Israeli Prime Minister Benjamin Netanyahu reportedly accepted a quasi-apology from Economy Minister Naftali Bennett, putting to rest a potential coalition crisis.

Advertisement

JERUSALEM (JTA) — Israeli Prime Minister Benjamin Netanyahu reportedly accepted a quasi-apology from Economy Minister Naftali Bennett, putting to rest a potential coalition crisis.

Bennett, who also heads the Jewish Home party, which is part of the ruling government coalition, reportedly said Wednesday that he never intended to insult the prime minister with his criticism over a Netanyahu statement that Jewish settlers could remain in their homes in a Palestinian state.

“There are people who are trying to turn a significant debate about the future of our land and its security into a personal attack that never happened, and if the prime minister was insulted, that was not my intention,” Bennett said at a conference near the Dead Sea, according to Israeli media reports. “I respect Prime Minister Binyamin Netanyahu and his leadership under difficult conditions, support him when needed and criticize him when needed, because that is my responsibility.”

Bennett also again criticized Netanyahu for considering allowing Israeli citizens to live under Palestinian sovereignty.

On Thursday, unnamed sources in the Bennett camp told the Israeli daily Maariv that the remarks were not an actual apology, just an expression of regret for offending the prime minister.

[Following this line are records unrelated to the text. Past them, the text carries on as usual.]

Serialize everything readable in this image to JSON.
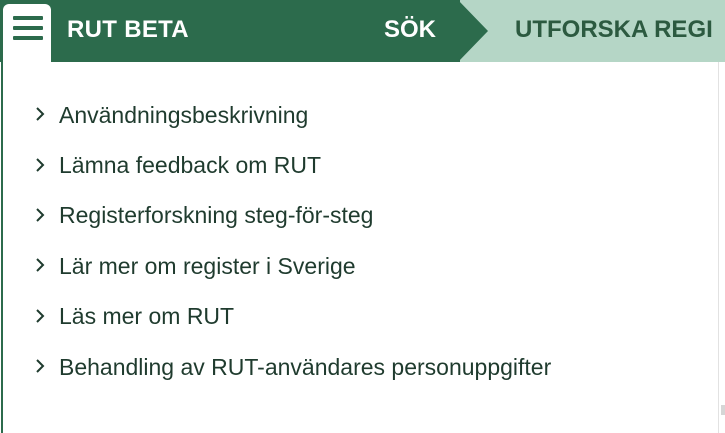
{
  "header": {
    "menu_icon": "hamburger-menu-icon",
    "brand": "RUT BETA",
    "nav": {
      "sok": "SÖK",
      "utforska": "UTFORSKA REGI"
    }
  },
  "dropdown": {
    "items": [
      {
        "label": "Användningsbeskrivning",
        "icon": "chevron-right-icon"
      },
      {
        "label": "Lämna feedback om RUT",
        "icon": "chevron-right-icon"
      },
      {
        "label": "Registerforskning steg-för-steg",
        "icon": "chevron-right-icon"
      },
      {
        "label": "Lär mer om register i Sverige",
        "icon": "chevron-right-icon"
      },
      {
        "label": "Läs mer om RUT",
        "icon": "chevron-right-icon"
      },
      {
        "label": "Behandling av RUT-användares personuppgifter",
        "icon": "chevron-right-icon"
      }
    ]
  },
  "colors": {
    "brand_green": "#2c6b4c",
    "light_green": "#b5d6c6",
    "text_dark": "#1f3b2e"
  }
}
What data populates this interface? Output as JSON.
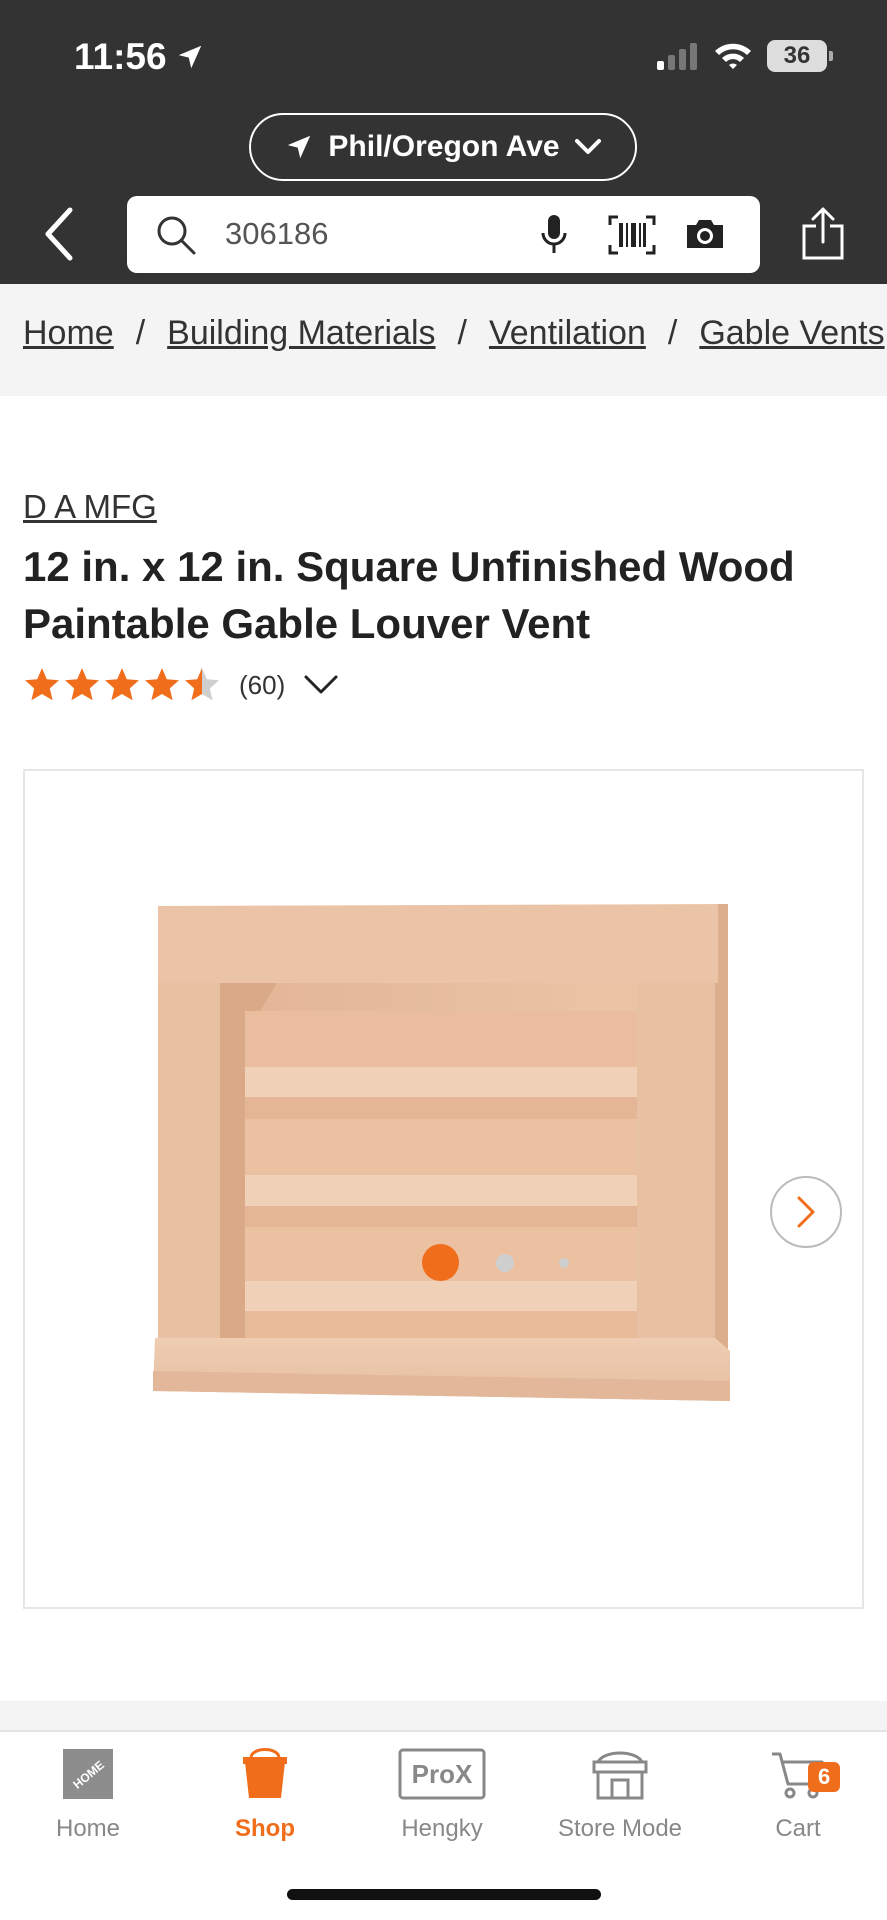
{
  "status_bar": {
    "time": "11:56",
    "battery": "36"
  },
  "location": {
    "label": "Phil/Oregon Ave"
  },
  "search": {
    "value": "306186"
  },
  "breadcrumb": {
    "items": [
      "Home",
      "Building Materials",
      "Ventilation",
      "Gable Vents"
    ],
    "separator": "/"
  },
  "product": {
    "brand": "D A MFG",
    "title": "12 in. x 12 in. Square Unfinished Wood Paintable Gable Louver Vent",
    "rating": 4.5,
    "rating_max": 5,
    "review_count": "(60)"
  },
  "gallery": {
    "image_count": 3,
    "active_index": 0
  },
  "bottom_nav": {
    "home": "Home",
    "shop": "Shop",
    "pro": "Hengky",
    "pro_logo": "ProX",
    "store_mode": "Store Mode",
    "cart": "Cart",
    "cart_count": "6"
  },
  "colors": {
    "accent": "#f06d1c",
    "header": "#333333",
    "wood": "#e8c2a4"
  }
}
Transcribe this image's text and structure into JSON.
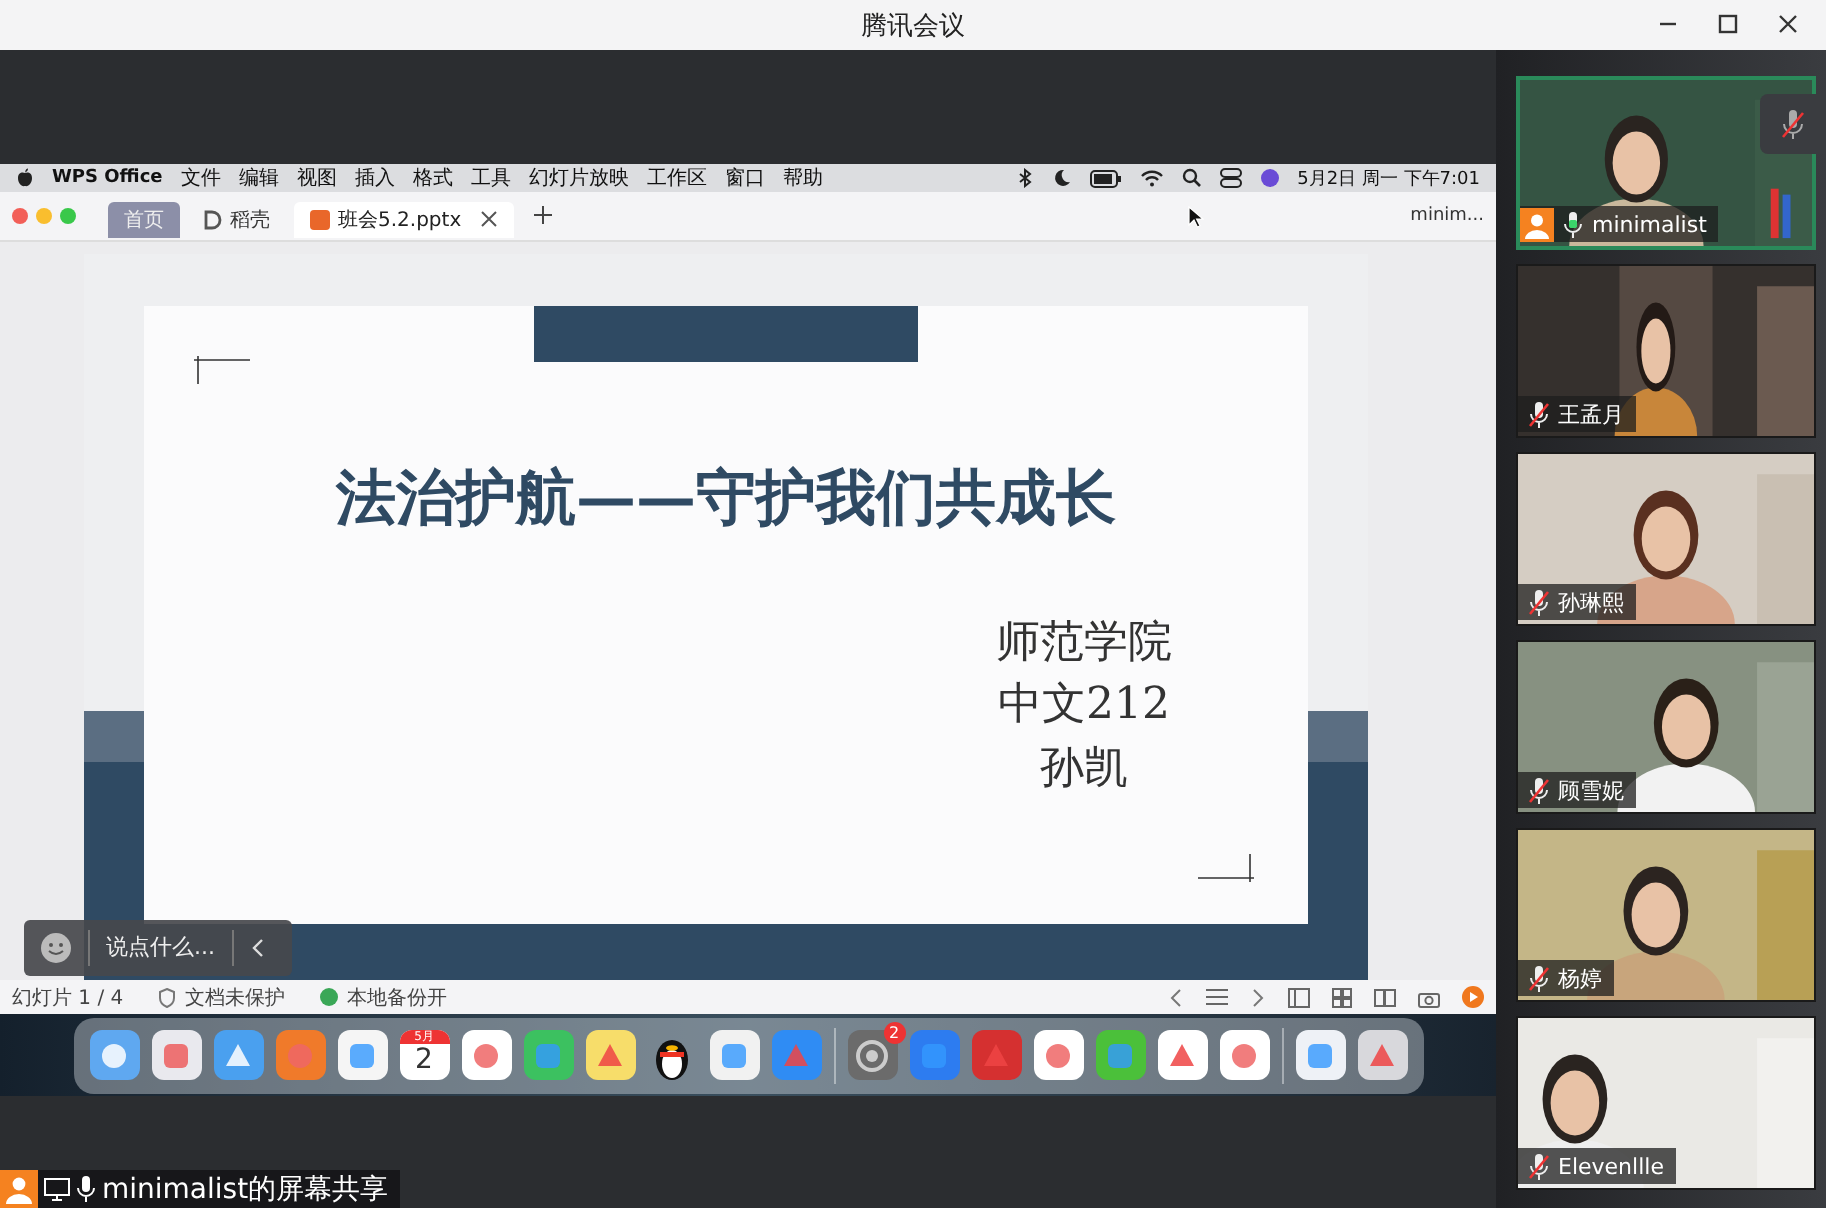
{
  "window": {
    "title": "腾讯会议"
  },
  "shared_screen": {
    "menu_bar": {
      "items": [
        "WPS Office",
        "文件",
        "编辑",
        "视图",
        "插入",
        "格式",
        "工具",
        "幻灯片放映",
        "工作区",
        "窗口",
        "帮助"
      ],
      "clock": "5月2日 周一 下午7:01"
    },
    "tabs": [
      {
        "label": "首页",
        "selected": false
      },
      {
        "label": "稻壳",
        "selected": false
      },
      {
        "label": "班会5.2.pptx",
        "selected": true
      }
    ],
    "account": "minim...",
    "slide": {
      "title": "法治护航——守护我们共成长",
      "lines": [
        "师范学院",
        "中文212",
        "孙凯"
      ]
    },
    "status_bar": {
      "page": "幻灯片 1 / 4",
      "protection": "文档未保护",
      "backup": "本地备份开"
    },
    "dock": {
      "calendar_month": "5月",
      "calendar_day": "2",
      "settings_badge": "2"
    }
  },
  "chat": {
    "placeholder": "说点什么..."
  },
  "share_label": "minimalist的屏幕共享",
  "participants": [
    {
      "name": "minimalist",
      "muted": false,
      "host": true,
      "selected": true
    },
    {
      "name": "王孟月",
      "muted": true,
      "host": false,
      "selected": false
    },
    {
      "name": "孙琳熙",
      "muted": true,
      "host": false,
      "selected": false
    },
    {
      "name": "顾雪妮",
      "muted": true,
      "host": false,
      "selected": false
    },
    {
      "name": "杨婷",
      "muted": true,
      "host": false,
      "selected": false
    },
    {
      "name": "Elevenllle",
      "muted": true,
      "host": false,
      "selected": false
    }
  ]
}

But the Prime Minister’s Office has accepted the remarks as an apology, according to The Jerusalem Post.

Unnamed sources in the office told The Jerusalem Post that a dismissal letter for Bennett had been prepared in case he did not come through with an apology by a Sunday morning deadline.

On Wednesday, the Prime Minister’s Office called on Bennett to apologize for his remarks critical of the prime minister’s plan to allow settlers to remain in areas of the West Bank that will become part of a Palestinian state, saying there will be a “price to pay” and that a “government without Bennett will continue to work to secure Israel just as it did in the previous government.”

The rift over Netanyahu’s statement that no settlements will be dismantled and the clarification by the Prime Minister’s Office that Netanyahu meant West Bank settlers could choose to live as citizens in a Palestinian state had threatened the makeup of the government coalition.